DONE AND ORDERED this 1st day of August, 2016, in
Tallahassee, Leon County, Florida.
S JOHN D. C. NEWTON, II
Administrative Law Judge
Division of Administrative Hearings
The DeSoto Building
1230 Apalachee Parkway
Tallahassee, Florida 32399-3060
(850) 488-9675
Fax Filing (850) 921-6847
www.doah.state.fl.us
Filed with the Clerk of the
Division of Administrative Hearings
this 1st day of August, 2016.
ENDNOTES
1/ All citations to Florida Statutes are to the 2012 compilation
unless noted otherwise.
26
2/ “It is simply not conceivable to us that the ablest of
lawyers, having covered the same ground in arguments in the
district court, would have required the equivalent of a full
week and a half of a billable hours to prepare for oral
argument.” See Grendel’s Den, Inc. v. Larkin, 749 F.2d 945,
953-54 (1st Cir. 1984).
3/ The Florida Supreme Court opinions in Florida Compensation
Fund v. Rowe and Standard Guaranty Insurance Co. v. Quanstrom
rely upon federal court opinions. This makes consideration of
federal court opinions appropriate in this Order. See InPhyNet
Contr. Servs. v. Matthews, Case No. 4D14-3382 (Fla. 4th DCA June
22, 2016), 2016 Fla. App. Lexis 9594, 41 Fla. L. Weekly D1464
(Fla. 4th DCA June 22, 2016) and Vantage View v. Bali E. Dev.

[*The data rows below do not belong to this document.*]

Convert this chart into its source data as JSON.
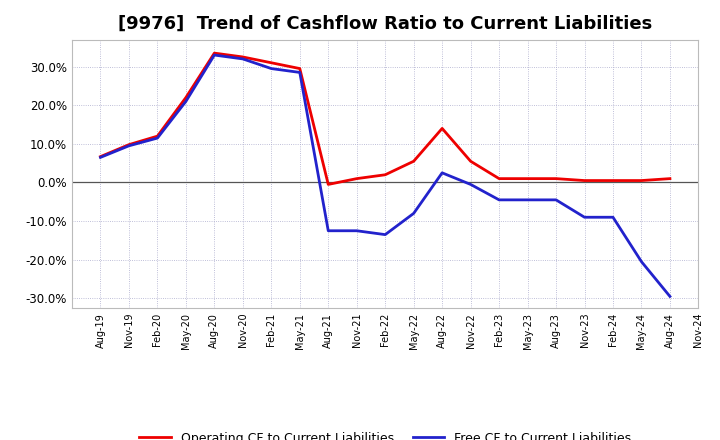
{
  "title": "[9976]  Trend of Cashflow Ratio to Current Liabilities",
  "labels": [
    "Aug-19",
    "Nov-19",
    "Feb-20",
    "May-20",
    "Aug-20",
    "Nov-20",
    "Feb-21",
    "May-21",
    "Aug-21",
    "Nov-21",
    "Feb-22",
    "May-22",
    "Aug-22",
    "Nov-22",
    "Feb-23",
    "May-23",
    "Aug-23",
    "Nov-23",
    "Feb-24",
    "May-24",
    "Aug-24",
    "Nov-24"
  ],
  "operating_cf": [
    0.067,
    0.098,
    0.12,
    0.22,
    0.335,
    0.325,
    0.31,
    0.295,
    -0.005,
    0.01,
    0.02,
    0.055,
    0.14,
    0.055,
    0.01,
    0.01,
    0.01,
    0.005,
    0.005,
    0.005,
    0.01,
    null
  ],
  "free_cf": [
    0.065,
    0.095,
    0.115,
    0.21,
    0.33,
    0.32,
    0.295,
    0.285,
    -0.125,
    -0.125,
    -0.135,
    -0.08,
    0.025,
    -0.005,
    -0.045,
    -0.045,
    -0.045,
    -0.09,
    -0.09,
    -0.205,
    -0.295,
    null
  ],
  "operating_color": "#EE0000",
  "free_color": "#2222CC",
  "ylim": [
    -0.325,
    0.37
  ],
  "yticks": [
    -0.3,
    -0.2,
    -0.1,
    0.0,
    0.1,
    0.2,
    0.3
  ],
  "background_color": "#FFFFFF",
  "plot_bg_color": "#FFFFFF",
  "grid_color": "#AAAACC",
  "zero_line_color": "#555555",
  "legend_op": "Operating CF to Current Liabilities",
  "legend_free": "Free CF to Current Liabilities",
  "title_fontsize": 13,
  "linewidth": 2.0
}
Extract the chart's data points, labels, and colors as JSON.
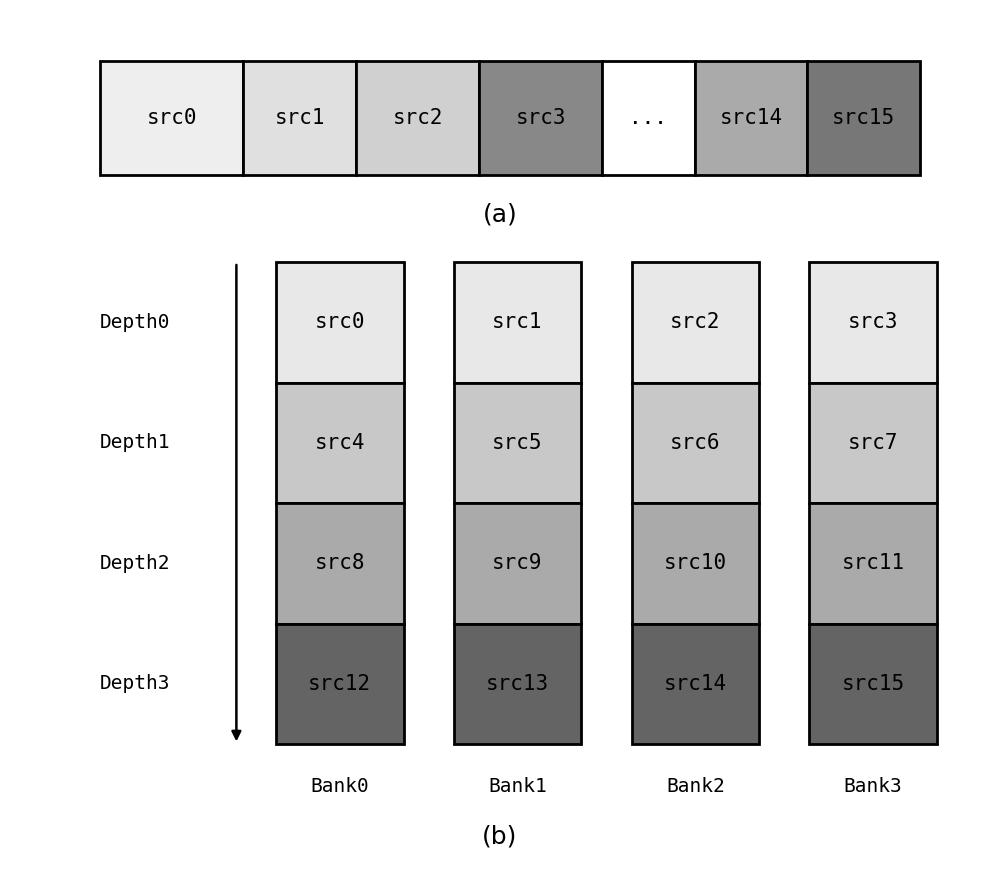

Corp., 421 So. 2d 728, 731 n.3 (Fla. 4th DCA 1982) (federal
cases interpreting Federal Rules of Civil Procedure similar to
Florida Rules are persuasive authority).
COPIES FURNISHED:
Joanne Barbara Erde, Esquire
Duane Morris LLP
Suite 3400
200 South Biscayne Boulevard
Miami, Florida 33131
(eServed)
Donna Holshouser Stinson, Esquire
Duane Morris
Suite 3400
200 South Biscayne Boulevard
Miami, Florida 33131-2318
(eServed)
Harvey W. Gurland, Esquire
Duane Morris, LLP
Suite 3400
200 South Biscayne Boulevard
Miami, Florida 33131
(eServed)
Alex B.C. Ershock, Esquire
Roberts Reynolds Bedard & Tuzzio PLLC
470 Columbia Drive, Suite C101
West Palm Beach, Florida 33409
(eServed)
27
Karen A. Brodeen, Esquire
Office of the Attorney General
The Capitol, Plaza Level 01
Tallahassee, Florida 32399-1050
(eServed)
Richard J. Shoop, Agency Clerk
Agency for Health Care Administration
2727 Mahan Drive, Mail Stop 3
Tallahassee, Florida 32308
(eServed)
Elizabeth Dudek, Secretary
Agency for Health Care Administration
2727 Mahan Drive, Mail Stop 1
Tallahassee, Florida 32308
(eServed)
Stuart Williams, General Counsel
Agency for Health Care Administration
2727 Mahan Drive, Mail Stop 3
Tallahassee, Florida 32308
(eServed)
NOTICE OF RIGHT TO JUDICIAL REVIEW
A party who is adversely affected by this Final Order is
entitled to judicial review pursuant to section 120.68, Florida
Statutes. Review proceedings are governed by the Florida Rules
of Appellate Procedure. Such proceedings are commenced by
filing the original notice of administrative appeal with the
agency clerk of the Division of Administrative Hearings within
30 days of rendition of the order to be reviewed, and a copy of
the notice, accompanied by any filing fees prescribed by law,
with the clerk of the District Court of Appeal in the appellate
district where the agency maintains its headquarters or where a
party resides or as otherwise provided by law.